Originally posted by korossyl
The first is a clarification: Knowing that you grew up in Europe before communism fell, and that you seem reasonable, I already figured that you'd be one of the most anti-communist people here (which would also include me). I didn't mean that I think that you're a commie, just that most of the "accepted sources" today are or have been influenced heavily by it.
The second is a reiteration: I don't trust most of these sources....
Originally posted by Mîtiu Ioan
Janos Kadar a comunist ? o.k.
But anyway he just accepted to return to the previous situation before the Viena Diktat in 1940 ...![]()
Originally posted by klazlo
Sorry, but this "anything, which comes from communism is bad" argument is just nuts and totally ignorant about the Eastern European history and development as well.
- Kristó, 1996: pg. 72For a long time not even the shadow of a doubt was raised abut the notion that the Hun-Hungarian tradition was a folk legend.
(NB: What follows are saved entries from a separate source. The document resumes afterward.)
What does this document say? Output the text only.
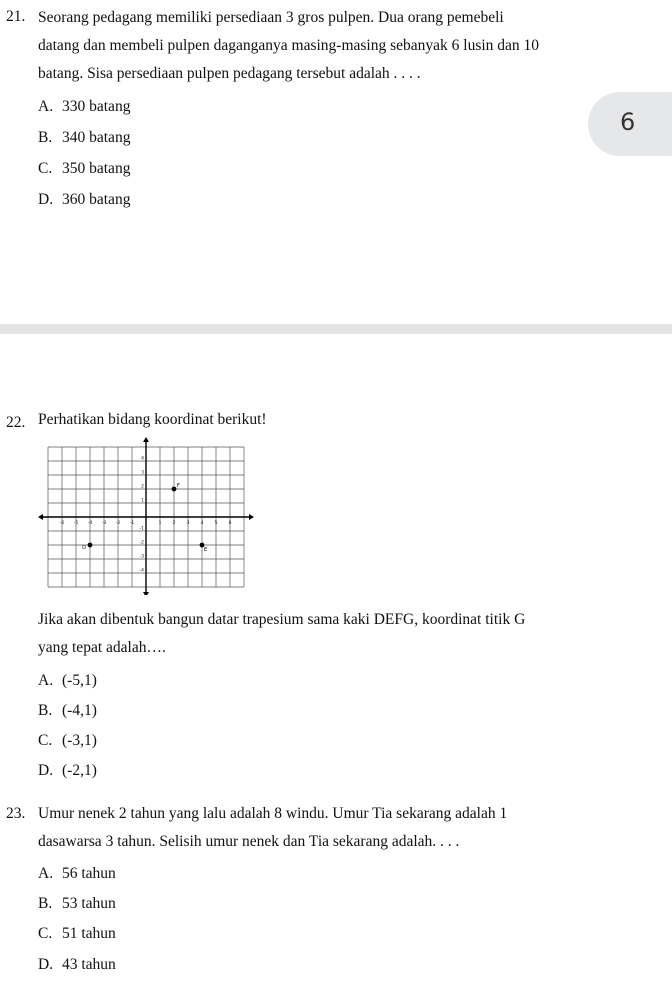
21. Seorang pedagang memiliki persediaan 3 gros pulpen. Dua orang pemebeli
datang dan membeli pulpen daganganya masing-masing sebanyak 6 lusin dan 10
batang. Sisa persediaan pulpen pedagang tersebut adalah . . . .
A. 330 batang
B. 340 batang
C. 350 batang
D. 360 batang
6
22. Perhatikan bidang koordinat berikut!
-6 -5 -4 -3 -2 -1	1 2 3 4 5 6
4
3
2
1
-1
-2
-3
-4
F
D	E
Jika akan dibentuk bangun datar trapesium sama kaki DEFG, koordinat titik G
yang tepat adalah….
A. (-5,1)
B. (-4,1)
C. (-3,1)
D. (-2,1)
23. Umur nenek 2 tahun yang lalu adalah 8 windu. Umur Tia sekarang adalah 1
dasawarsa 3 tahun. Selisih umur nenek dan Tia sekarang adalah. . . .
A. 56 tahun
B. 53 tahun
C. 51 tahun
D. 43 tahun
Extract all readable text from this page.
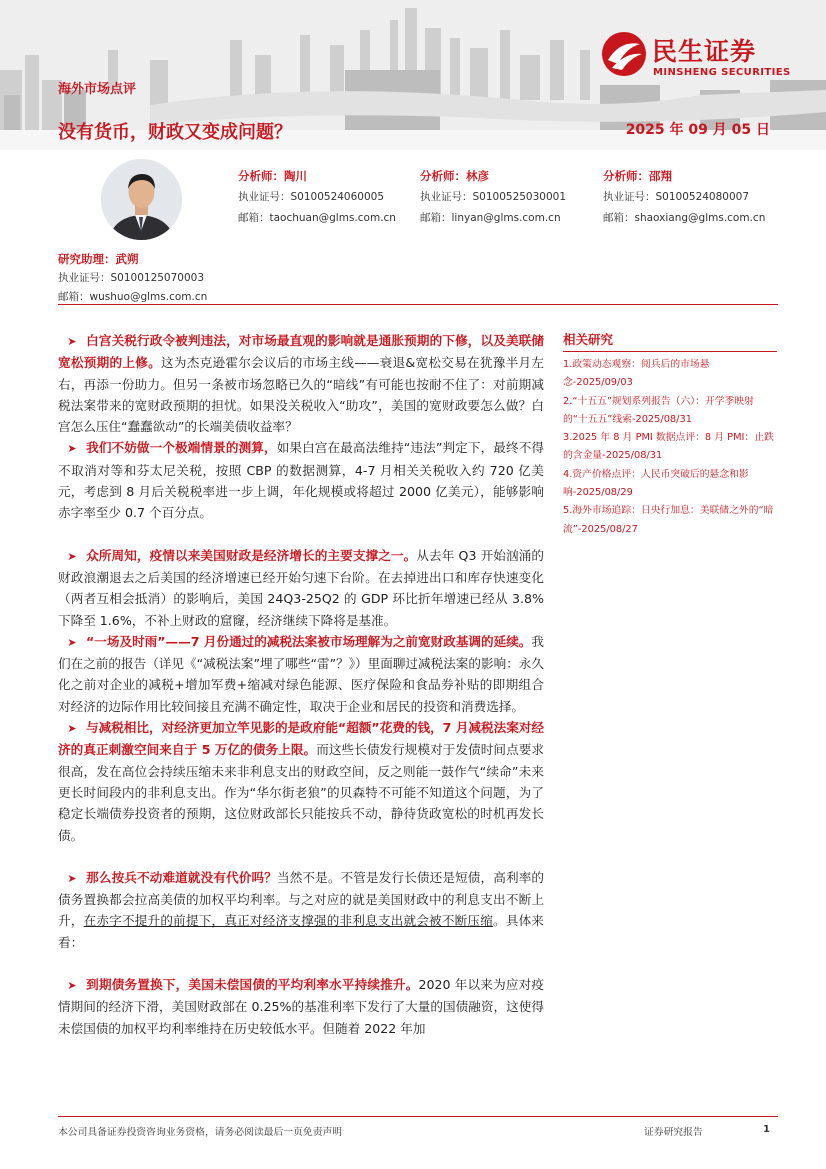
海外市场点评
没有货币，财政又变成问题？	2025 年 09 月 05 日
民生证券
MINSHENG SECURITIES
分析师：陶川
执业证号：S0100524060005
邮箱：taochuan@glms.com.cn
分析师：林彦
执业证号：S0100525030001
邮箱：linyan@glms.com.cn
分析师：邵翔
执业证号：S0100524080007
邮箱：shaoxiang@glms.com.cn
研究助理：武朔
执业证号：S0100125070003
邮箱：wushuo@glms.com.cn
➤ 白宫关税行政令被判违法，对市场最直观的影响就是通胀预期的下修，以及美联储宽松预期的上修。这为杰克逊霍尔会议后的市场主线——衰退&宽松交易在犹豫半月左右，再添一份助力。但另一条被市场忽略已久的“暗线”有可能也按耐不住了：对前期减税法案带来的宽财政预期的担忧。如果没关税收入“助攻”，美国的宽财政要怎么做？白宫怎么压住“蠢蠢欲动”的长端美债收益率？
➤ 我们不妨做一个极端情景的测算，如果白宫在最高法维持“违法”判定下，最终不得不取消对等和芬太尼关税，按照 CBP 的数据测算，4-7 月相关关税收入约 720 亿美元，考虑到 8 月后关税税率进一步上调，年化规模或将超过 2000 亿美元），能够影响赤字率至少 0.7 个百分点。
➤ 众所周知，疫情以来美国财政是经济增长的主要支撑之一。从去年 Q3 开始汹涌的财政浪潮退去之后美国的经济增速已经开始匀速下台阶。在去掉进出口和库存快速变化（两者互相会抵消）的影响后，美国 24Q3-25Q2 的 GDP 环比折年增速已经从 3.8%下降至 1.6%，不补上财政的窟窿，经济继续下降将是基准。
➤ “一场及时雨”——7 月份通过的减税法案被市场理解为之前宽财政基调的延续。我们在之前的报告（详见《“减税法案”埋了哪些“雷”？》）里面聊过减税法案的影响：永久化之前对企业的减税+增加军费+缩减对绿色能源、医疗保险和食品券补贴的即期组合对经济的边际作用比较间接且充满不确定性，取决于企业和居民的投资和消费选择。
➤ 与减税相比，对经济更加立竿见影的是政府能“超额”花费的钱，7 月减税法案对经济的真正刺激空间来自于 5 万亿的债务上限。而这些长债发行规模对于发债时间点要求很高，发在高位会持续压缩未来非利息支出的财政空间，反之则能一鼓作气“续命”未来更长时间段内的非利息支出。作为“华尔街老狼”的贝森特不可能不知道这个问题，为了稳定长端债券投资者的预期，这位财政部长只能按兵不动，静待货政宽松的时机再发长债。
➤ 那么按兵不动难道就没有代价吗？当然不是。不管是发行长债还是短债，高利率的债务置换都会拉高美债的加权平均利率。与之对应的就是美国财政中的利息支出不断上升，在赤字不提升的前提下，真正对经济支撑强的非利息支出就会被不断压缩。具体来看：
➤ 到期债务置换下，美国未偿国债的平均利率水平持续推升。2020 年以来为应对疫情期间的经济下滑，美国财政部在 0.25%的基准利率下发行了大量的国债融资，这使得未偿国债的加权平均利率维持在历史较低水平。但随着 2022 年加
相关研究
1.政策动态观察：阅兵后的市场悬念-2025/09/03
2.“十五五”规划系列报告（六）：开学季映射的“十五五”线索-2025/08/31
3.2025 年 8 月 PMI 数据点评：8 月 PMI：止跌的含金量-2025/08/31
4.资产价格点评：人民币突破后的悬念和影响-2025/08/29
5.海外市场追踪：日央行加息：美联储之外的“暗流”-2025/08/27
本公司具备证券投资咨询业务资格，请务必阅读最后一页免责声明	证券研究报告	1
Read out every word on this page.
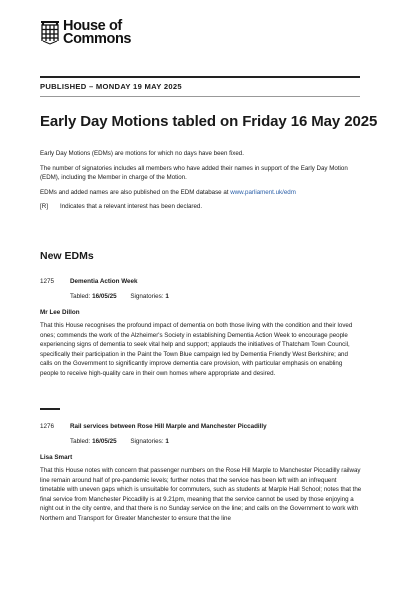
House of
Commons
PUBLISHED – MONDAY 19 MAY 2025
Early Day Motions tabled on Friday 16 May 2025

Early Day Motions (EDMs) are motions for which no days have been fixed.

The number of signatories includes all members who have added their names in support of the Early Day Motion (EDM), including the Member in charge of the Motion.

EDMs and added names are also published on the EDM database at www.parliament.uk/edm

[R]	Indicates that a relevant interest has been declared.
New EDMs
1275	Dementia Action Week
Tabled: 16/05/25 Signatories: 1
Mr Lee Dillon
That this House recognises the profound impact of dementia on both those living with the condition and their loved ones; commends the work of the Alzheimer's Society in establishing Dementia Action Week to encourage people experiencing signs of dementia to seek vital help and support; applauds the initiatives of Thatcham Town Council, specifically their participation in the Paint the Town Blue campaign led by Dementia Friendly West Berkshire; and calls on the Government to significantly improve dementia care provision, with particular emphasis on enabling people to receive high-quality care in their own homes where appropriate and desired.
1276	Rail services between Rose Hill Marple and Manchester Piccadilly
Tabled: 16/05/25 Signatories: 1
Lisa Smart
That this House notes with concern that passenger numbers on the Rose Hill Marple to Manchester Piccadilly railway line remain around half of pre-pandemic levels; further notes that the service has been left with an infrequent timetable with uneven gaps which is unsuitable for commuters, such as students at Marple Hall School; notes that the final service from Manchester Piccadilly is at 9.21pm, meaning that the service cannot be used by those enjoying a night out in the city centre, and that there is no Sunday service on the line; and calls on the Government to work with Northern and Transport for Greater Manchester to ensure that the line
It was in the second half of the 19th century that the suspicion was first voiced in a scientifically substantiated form that the Hun tradition of the Hungarians was not an ancient legacy.
Originally posted by korossyl
No, I am saying that history is not an exact science. You cannot read all the history texts in a library on and say you are an expert. At a certain level, you have to do more than sift through professionals interpretations and archaelogical reports and look at the primary sources. Someone living in Hungary would be able to reach higher understanding of his own history than an outside observer; same in Poland, Egypt, Japan or anywhwere in the wordl. I myself do not and have never lived in Hungary, but the overwhelming majority of those who do believe in the point I am defending. That, combined with the findings of scientists, minority though they may be, makes for a case that should not really be considered an "extraordinary claim."
Originally posted by Vrylakas
High school text books are quite different from professional journals. Every government, today included, maintains an interest in strictly regulating how history is taught to children. Yes, you are right - the communist textbooks were quite bad. But we're talking professional journals here, and as I mentioned after the dust settled from 1956 (in the early-to-mid 1960s, depending on the field) the Hungarian communists largely left history unmolested, especially non-modern history. They were interested in having the products of their universities seen as professionals to be taken seriously abroad. By the mid-1970s the Hungarian communists were actually paying students to study abroad in Western universities to pick up the "sercets" of the West's economic success; this is where most of the 1988 communists (Grosz, Pozsgay et al) got their education in fact. The famous Hungarian anti-socialist economist, Kornai János, is a product of this program. In the 1950s I would agree with you as the Stalinists interfered incessantly with academia but after Kádár quietly introduced the reforms of the 1960s, historians and the like were largely left alone. This is what Laci and I are trying to say, that you can't just dismiss them out of hand because they lived and worked in a time of dictatorship - many produced good work and you have to judge the merits of their work.